The title of the article may appear misleading, since the point being made is not so much the non-existence of the administration, as its sheer incompetence, brought about by years of subversion for political ends. However, the editorial goes on to clarify that the situation in Bengal isn't just about using the administration to further party ends (something which is a feature of politics in pretty much every other state in India), but also about replacing the enforcement process with a more deliberative, 'political' method of resolving disputes:

"To the party, all issues of governance must be reduced to politics. The result has been a bizarre situation in which all conflicts are sought to be resolved politically. This may sound pretty harmless; but what it meant in effect was that the party’s approach must prevail over all other options. Such an approach requires the administration to be constantly sidelined in order to make room for the so-called political approach"
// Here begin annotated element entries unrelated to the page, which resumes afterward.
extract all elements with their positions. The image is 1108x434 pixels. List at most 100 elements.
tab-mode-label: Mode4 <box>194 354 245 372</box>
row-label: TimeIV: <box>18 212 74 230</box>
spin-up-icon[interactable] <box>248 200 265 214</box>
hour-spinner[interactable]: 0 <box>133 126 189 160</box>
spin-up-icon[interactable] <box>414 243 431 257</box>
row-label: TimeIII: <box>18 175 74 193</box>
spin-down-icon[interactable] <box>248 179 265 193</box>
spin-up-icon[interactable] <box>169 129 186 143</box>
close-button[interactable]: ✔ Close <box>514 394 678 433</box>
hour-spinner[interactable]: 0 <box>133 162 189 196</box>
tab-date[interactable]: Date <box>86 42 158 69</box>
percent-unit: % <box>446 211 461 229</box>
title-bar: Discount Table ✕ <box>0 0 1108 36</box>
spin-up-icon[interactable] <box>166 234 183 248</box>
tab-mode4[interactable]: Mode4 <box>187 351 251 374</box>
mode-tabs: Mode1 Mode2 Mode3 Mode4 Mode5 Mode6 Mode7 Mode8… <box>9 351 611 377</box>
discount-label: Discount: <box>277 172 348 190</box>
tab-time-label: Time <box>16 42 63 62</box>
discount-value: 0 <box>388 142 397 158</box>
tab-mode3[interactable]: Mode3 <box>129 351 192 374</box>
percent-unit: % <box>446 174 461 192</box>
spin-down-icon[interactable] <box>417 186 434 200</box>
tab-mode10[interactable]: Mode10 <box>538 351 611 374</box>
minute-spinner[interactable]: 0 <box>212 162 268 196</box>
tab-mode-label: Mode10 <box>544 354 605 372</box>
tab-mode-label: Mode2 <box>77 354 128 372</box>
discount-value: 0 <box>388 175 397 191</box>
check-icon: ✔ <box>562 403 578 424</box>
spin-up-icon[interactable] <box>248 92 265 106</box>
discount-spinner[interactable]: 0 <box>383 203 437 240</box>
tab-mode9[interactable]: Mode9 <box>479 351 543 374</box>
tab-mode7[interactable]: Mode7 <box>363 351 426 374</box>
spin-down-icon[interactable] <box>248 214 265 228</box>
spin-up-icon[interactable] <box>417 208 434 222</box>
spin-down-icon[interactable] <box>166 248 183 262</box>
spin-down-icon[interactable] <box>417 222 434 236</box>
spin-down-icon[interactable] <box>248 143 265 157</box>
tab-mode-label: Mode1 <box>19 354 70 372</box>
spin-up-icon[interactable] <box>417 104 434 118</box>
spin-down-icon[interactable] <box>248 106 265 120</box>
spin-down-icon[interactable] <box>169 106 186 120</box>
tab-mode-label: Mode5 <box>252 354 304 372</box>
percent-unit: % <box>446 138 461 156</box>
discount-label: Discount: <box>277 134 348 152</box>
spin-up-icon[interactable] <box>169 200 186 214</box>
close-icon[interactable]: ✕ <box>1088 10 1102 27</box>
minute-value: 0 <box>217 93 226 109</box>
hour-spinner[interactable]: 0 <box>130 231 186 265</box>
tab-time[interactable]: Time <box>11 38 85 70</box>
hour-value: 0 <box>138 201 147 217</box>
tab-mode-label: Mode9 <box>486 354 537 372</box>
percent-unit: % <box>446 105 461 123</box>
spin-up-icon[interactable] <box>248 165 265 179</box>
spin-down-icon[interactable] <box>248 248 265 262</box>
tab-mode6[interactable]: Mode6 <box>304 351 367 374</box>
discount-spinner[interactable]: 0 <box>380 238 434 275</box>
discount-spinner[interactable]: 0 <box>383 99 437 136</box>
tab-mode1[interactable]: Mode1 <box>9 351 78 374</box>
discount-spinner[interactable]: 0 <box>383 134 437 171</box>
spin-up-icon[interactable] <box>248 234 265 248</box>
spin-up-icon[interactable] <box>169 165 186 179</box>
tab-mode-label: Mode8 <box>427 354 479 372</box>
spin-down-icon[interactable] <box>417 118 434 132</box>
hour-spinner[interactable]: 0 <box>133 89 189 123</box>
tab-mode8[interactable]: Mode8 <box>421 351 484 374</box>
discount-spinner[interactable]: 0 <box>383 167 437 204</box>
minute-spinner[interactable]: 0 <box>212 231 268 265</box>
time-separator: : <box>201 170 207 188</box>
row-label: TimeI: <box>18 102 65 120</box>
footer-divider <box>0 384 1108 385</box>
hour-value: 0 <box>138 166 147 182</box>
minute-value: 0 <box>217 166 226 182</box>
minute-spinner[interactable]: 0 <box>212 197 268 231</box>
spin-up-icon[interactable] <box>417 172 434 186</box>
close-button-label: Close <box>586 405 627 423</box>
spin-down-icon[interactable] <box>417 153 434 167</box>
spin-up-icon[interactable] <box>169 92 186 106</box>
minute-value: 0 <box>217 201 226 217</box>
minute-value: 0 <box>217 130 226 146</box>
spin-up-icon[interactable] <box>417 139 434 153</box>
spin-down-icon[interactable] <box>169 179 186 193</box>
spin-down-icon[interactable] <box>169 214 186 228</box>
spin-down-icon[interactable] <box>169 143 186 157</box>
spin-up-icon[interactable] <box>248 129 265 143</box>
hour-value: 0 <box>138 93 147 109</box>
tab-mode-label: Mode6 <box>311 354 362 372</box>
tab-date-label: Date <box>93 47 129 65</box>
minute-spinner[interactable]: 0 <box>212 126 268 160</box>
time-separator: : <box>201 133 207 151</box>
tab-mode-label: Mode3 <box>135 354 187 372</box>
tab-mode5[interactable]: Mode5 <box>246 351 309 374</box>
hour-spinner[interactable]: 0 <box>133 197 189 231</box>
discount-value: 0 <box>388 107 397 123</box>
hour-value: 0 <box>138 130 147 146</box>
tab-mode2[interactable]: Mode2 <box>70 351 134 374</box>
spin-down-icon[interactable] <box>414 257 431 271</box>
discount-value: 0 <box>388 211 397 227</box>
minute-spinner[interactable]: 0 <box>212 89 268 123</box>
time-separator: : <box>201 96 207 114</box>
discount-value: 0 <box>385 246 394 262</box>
This is reflected in the conditions leading to the Shalboni attacks on the CM's cavalcade: while the government did nothing for years to counter Maoist infiltration into Lalgarh and the surrounding areas, it reacted with brutal, and terrorising, force against local tribals following the incident. The decline of the administration implies that the state only has two options left when confronted with internal security crises: it can either do nothing (as it has done in Lalgarh, and continues to do in areas along the border with Bangladesh), or react with excessive, disproportionate force to try to re-establish some semblance of authority (Nandigram being the classic example of this). Neither of these options, of course, is sustainable in the long run to maintaining political authority over a large area of land, so this has led to a third feature of the state in Bengal: it is in withdrawal.

Much like the stereotypical Versailles court, the government in West Bengal is moving out of far-flung, troublesome areas towards consolidation in the centre, pausing along the way only to make a desperate attempt to prove its existence by gratuitous shows of violence. Again, bearing an uncanny similarity to Louis XVI's doomed reign, administration has been reduced to being a function of party games: the decisions of the mandarins at Alimuddin Street are final, and take precedence over the proposals of those in the administration who are far more experienced, and well-informed. This saga, as one may recall from history, is not likely to end well for anyone. Neither for the villagers caught in the cross-fire of the violent state and the despotic Maoists, nor for the pusillanimous administration, which can only withdraw so far and no further. It only took hours for Versailles to be occupied, but the aftermath of the march set back the course of French democracy by decades.